La niña que lloraba la miró a Keila y se aferró fuerte a una muñeca que llevaba con ella. Keila se acomodó en la silla, se puso seria y susurró: "¿Está llorando por un libro?". Esbozó una sonrisa pícara esperando una respuesta. "La verdad que no sé, capaz que le pasó otra cosa", le dijo Dolores. La nena le hizo un gesto con los ojos y la boca mientras levantaba sus hombros y sentenció: "¡Qué loca llorar por eso!". Después de recoger sus biromes, la saludó diciendo que tenía que seguir vendiendo en las mesas que se llenaron. 

Dolores la vio alejarse con sus zapatillas desgastadas y un pantalón que mostraba sus tobillos.
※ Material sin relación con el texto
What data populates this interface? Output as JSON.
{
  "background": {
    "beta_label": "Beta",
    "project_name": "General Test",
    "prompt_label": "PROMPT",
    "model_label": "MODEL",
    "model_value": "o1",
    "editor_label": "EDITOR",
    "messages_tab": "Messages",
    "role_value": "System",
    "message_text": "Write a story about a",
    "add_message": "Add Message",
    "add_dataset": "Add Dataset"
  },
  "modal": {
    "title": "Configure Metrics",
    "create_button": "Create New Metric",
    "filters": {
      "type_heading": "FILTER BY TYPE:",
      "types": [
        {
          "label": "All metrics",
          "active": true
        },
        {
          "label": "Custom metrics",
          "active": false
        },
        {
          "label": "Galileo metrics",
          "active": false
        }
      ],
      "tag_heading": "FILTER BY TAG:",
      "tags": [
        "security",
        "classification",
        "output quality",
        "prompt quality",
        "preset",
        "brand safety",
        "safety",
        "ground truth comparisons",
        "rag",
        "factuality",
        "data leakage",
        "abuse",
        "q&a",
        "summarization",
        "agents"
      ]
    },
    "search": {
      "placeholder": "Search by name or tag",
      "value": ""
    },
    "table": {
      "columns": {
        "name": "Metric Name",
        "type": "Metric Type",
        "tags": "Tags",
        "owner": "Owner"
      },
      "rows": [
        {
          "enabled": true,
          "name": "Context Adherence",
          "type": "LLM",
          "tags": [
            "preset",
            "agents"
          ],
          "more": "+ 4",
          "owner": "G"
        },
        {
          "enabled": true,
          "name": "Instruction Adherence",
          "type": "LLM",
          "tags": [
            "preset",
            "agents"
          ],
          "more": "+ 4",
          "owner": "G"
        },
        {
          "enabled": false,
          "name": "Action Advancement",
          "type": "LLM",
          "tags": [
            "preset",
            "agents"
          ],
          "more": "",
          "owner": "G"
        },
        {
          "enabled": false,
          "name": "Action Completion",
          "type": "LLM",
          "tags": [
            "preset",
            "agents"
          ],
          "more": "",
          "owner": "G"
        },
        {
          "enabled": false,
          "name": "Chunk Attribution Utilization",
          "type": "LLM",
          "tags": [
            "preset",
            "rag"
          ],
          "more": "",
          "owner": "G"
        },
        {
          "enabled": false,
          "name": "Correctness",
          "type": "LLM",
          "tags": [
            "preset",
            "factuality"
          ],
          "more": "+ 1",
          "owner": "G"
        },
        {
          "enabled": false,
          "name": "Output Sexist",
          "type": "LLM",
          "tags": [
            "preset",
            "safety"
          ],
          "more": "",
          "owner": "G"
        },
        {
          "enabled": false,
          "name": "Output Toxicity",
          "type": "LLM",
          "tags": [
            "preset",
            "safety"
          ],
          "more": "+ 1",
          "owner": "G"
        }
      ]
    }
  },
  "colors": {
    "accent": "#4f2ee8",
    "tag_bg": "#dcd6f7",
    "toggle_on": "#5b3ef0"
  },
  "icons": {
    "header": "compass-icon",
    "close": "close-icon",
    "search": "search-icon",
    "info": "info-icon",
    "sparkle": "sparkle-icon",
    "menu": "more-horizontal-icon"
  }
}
Se sintió una egoísta por haberle comprado sólo una birome. Quedó sentada con un vaso de gaseosa, observando cada uno de esos mundos totalmente distintos. Pensó en cuán complicados somos: cuando tenemos lo suficiente, nos ponemos mal y queremos más, y cuando nos falta mucho aprendemos a ser felices con lo poco que tenemos. Tomó el último trago acordándose de por qué lloraba antes de llegar hasta ahí, mientras pensaba en las palabras de Keila: ¡qué loca llorar por eso!